Tips for Baltic Cruising

| Wednesday, 05 Mar. 2003

VISAS:If you plan to do any independent sightseeing in St. Petersburg, even with a driver, you must obtain a visa before you leave home. Check with your travel agent or the cruise line for visa requirements in other Eastern European ports.

INOCULATIONS:A Tetanus-Diphtheria booster within the last 10 years is recommended; passengers on the Maasdam must provide proof of this before being allowed to disembark in St. Petersburg.

WEATHER:Highly variable. We had hail, blustery winds and warm sunny days. Bring a lightweight coat, dress in layers.

ST. PETERSBURG: Since St. Petersburg is the highlight of this cruise, look for ships that offer two full days in port here.

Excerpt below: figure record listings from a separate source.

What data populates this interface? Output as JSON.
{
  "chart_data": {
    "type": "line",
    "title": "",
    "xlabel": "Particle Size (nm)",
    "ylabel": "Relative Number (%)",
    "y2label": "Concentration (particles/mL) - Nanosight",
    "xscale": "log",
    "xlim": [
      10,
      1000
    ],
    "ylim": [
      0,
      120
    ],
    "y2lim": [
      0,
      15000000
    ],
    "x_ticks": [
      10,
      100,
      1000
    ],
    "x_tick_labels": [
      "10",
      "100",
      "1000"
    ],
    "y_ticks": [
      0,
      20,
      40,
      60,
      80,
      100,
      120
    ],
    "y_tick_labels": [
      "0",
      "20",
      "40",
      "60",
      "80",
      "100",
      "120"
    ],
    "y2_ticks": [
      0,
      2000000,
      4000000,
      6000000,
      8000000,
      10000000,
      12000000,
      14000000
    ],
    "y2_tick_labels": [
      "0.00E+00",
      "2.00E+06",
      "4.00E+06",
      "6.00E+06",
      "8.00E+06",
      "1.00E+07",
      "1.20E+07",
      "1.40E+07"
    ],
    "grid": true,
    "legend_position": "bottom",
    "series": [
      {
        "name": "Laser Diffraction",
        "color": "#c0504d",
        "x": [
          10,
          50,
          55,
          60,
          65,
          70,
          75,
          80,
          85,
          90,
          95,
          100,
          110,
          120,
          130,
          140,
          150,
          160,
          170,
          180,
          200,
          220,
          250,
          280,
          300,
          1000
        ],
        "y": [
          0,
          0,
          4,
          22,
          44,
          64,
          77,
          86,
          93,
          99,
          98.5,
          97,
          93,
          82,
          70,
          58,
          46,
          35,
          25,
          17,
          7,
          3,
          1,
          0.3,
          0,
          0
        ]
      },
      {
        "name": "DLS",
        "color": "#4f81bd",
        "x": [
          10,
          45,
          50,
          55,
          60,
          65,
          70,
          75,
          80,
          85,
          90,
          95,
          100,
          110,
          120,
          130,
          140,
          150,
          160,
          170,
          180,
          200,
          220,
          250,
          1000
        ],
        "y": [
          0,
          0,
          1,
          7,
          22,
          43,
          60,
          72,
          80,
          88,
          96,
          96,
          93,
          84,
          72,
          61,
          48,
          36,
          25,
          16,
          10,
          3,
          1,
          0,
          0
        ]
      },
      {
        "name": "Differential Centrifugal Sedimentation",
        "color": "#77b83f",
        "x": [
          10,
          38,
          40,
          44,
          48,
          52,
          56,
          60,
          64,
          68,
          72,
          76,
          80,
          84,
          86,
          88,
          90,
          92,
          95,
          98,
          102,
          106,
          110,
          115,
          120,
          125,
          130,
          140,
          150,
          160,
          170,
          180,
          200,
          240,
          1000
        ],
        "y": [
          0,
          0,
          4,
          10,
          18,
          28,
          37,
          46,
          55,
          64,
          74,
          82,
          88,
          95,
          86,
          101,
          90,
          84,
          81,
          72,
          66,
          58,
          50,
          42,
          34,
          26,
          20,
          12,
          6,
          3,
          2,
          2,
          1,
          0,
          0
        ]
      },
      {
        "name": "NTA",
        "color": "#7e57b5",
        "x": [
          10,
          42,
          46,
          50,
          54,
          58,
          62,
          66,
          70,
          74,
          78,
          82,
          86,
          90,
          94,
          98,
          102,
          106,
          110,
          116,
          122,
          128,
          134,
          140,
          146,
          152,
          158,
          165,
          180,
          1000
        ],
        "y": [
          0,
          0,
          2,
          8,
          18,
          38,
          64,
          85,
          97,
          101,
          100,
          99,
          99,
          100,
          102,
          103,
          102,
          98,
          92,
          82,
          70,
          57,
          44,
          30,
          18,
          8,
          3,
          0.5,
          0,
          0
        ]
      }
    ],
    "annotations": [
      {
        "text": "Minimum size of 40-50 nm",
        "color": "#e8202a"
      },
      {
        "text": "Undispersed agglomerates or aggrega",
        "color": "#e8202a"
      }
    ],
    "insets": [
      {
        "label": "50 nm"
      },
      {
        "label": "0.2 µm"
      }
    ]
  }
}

First-time visitors should take a general orientation tour, a tour of the Hermitage and perhaps a half-day trip to the beautiful outlying palaces, Petrodvorets or Catherine's Palace at Pushkin.

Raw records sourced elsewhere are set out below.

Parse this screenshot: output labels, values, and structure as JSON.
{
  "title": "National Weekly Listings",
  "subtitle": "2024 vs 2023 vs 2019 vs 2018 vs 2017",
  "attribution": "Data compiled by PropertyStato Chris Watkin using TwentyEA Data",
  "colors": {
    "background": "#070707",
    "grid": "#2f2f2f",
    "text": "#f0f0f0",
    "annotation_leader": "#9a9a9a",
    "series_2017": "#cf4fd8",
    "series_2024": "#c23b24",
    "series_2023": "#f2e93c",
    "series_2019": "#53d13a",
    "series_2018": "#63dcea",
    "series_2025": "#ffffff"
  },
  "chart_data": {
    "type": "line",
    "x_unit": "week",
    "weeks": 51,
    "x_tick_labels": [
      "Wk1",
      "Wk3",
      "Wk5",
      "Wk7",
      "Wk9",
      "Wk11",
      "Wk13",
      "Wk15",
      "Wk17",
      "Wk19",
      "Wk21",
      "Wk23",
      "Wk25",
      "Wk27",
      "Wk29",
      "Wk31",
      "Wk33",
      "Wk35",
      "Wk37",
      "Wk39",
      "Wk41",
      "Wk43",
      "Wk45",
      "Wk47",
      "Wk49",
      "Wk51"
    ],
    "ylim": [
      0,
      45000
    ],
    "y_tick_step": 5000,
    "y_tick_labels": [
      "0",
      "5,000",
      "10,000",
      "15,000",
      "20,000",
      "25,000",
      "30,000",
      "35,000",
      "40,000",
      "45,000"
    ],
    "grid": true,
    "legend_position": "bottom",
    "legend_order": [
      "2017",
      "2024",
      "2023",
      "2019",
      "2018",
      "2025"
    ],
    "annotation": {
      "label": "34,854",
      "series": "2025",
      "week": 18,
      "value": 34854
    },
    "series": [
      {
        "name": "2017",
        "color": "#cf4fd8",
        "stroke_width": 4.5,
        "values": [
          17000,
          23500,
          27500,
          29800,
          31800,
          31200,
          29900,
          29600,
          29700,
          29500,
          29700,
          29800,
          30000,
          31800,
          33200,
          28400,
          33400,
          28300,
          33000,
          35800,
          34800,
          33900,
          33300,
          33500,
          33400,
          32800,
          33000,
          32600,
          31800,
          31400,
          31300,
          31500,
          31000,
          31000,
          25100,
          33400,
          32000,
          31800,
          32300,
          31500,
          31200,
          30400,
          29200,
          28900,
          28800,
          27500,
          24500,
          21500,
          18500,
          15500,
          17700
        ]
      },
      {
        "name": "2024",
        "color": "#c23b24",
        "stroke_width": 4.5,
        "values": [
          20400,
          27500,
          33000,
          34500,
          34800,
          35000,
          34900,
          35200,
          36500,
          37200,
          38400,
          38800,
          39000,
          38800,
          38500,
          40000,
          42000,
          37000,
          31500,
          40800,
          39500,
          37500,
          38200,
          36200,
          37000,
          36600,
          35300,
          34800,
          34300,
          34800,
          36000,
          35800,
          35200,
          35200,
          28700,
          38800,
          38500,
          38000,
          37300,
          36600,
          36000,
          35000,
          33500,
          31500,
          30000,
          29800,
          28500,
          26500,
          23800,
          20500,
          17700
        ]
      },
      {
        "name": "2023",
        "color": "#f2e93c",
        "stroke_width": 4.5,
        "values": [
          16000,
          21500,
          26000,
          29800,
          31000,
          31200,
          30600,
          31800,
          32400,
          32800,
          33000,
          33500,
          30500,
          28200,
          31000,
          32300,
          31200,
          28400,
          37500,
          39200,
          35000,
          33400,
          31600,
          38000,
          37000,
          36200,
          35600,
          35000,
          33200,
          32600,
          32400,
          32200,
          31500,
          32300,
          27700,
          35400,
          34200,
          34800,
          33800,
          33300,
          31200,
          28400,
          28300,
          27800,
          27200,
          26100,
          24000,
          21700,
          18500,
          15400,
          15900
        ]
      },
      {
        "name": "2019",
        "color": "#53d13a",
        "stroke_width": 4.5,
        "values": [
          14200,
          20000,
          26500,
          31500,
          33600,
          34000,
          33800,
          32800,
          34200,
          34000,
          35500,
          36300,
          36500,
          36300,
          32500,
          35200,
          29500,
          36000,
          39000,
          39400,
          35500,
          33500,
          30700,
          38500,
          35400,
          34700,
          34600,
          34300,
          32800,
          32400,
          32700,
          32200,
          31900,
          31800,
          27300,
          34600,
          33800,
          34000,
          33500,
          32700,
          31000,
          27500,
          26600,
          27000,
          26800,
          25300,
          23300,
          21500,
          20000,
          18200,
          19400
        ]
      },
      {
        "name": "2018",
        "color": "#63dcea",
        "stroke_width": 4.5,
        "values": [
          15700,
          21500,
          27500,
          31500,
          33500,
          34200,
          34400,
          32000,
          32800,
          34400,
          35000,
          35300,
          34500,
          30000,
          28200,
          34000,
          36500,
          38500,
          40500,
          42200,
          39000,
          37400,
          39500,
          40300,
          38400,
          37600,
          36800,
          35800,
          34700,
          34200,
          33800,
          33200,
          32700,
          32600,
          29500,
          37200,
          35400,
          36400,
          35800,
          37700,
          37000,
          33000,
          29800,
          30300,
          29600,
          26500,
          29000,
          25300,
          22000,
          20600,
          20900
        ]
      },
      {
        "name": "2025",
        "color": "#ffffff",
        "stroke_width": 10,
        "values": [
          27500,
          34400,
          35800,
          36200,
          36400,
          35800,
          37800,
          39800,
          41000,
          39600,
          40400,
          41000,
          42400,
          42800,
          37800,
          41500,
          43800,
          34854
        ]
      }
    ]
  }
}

There has been considerable press coverage about street crime in St. Petersburg, but none of the passengers on our cruise had any problem. Take sensible precautions of tucking your passport, cash and credit cards into security pouches, leave the jewels, but not your common sense, onboard the ship.

Change only a few dollars into rubles, which you will need, if you're exploring on your own, for entrance fees. Twenty dollars was plenty for us for two days. Some shops don't accept credit cards or traveler's checks.

THE SCANDINAVIAN CAPITALS:City cards are both economical and convenient for independent sightseers. They cover entrance fees into the museums and major sights and fares on the local transportation system; some even include a free sightseeing tour. Twenty-four hour cards cost from $21 to $23 and are available at the local tourist information centers.

COPENHAGEN CRUISE LOUNGE: This lounge is available for passengers in port for the day and it also solves the dilemma of what to do in the period between hotel check-out and embarkation, or between debarkation, hotel check- in or late flights. Cruise passengers can relax with refreshments and international newspapers, stash purchases or belongings in a secure storage area and get dinner reservations and sightseeing information. The lounge is in the Royal Scandinavia Store at Amagertorv 6, in the middle of the Stroget, the pedestrian shopping street.

ONLINE GUIDES: Rough Guides has city profiles for Baltic ports.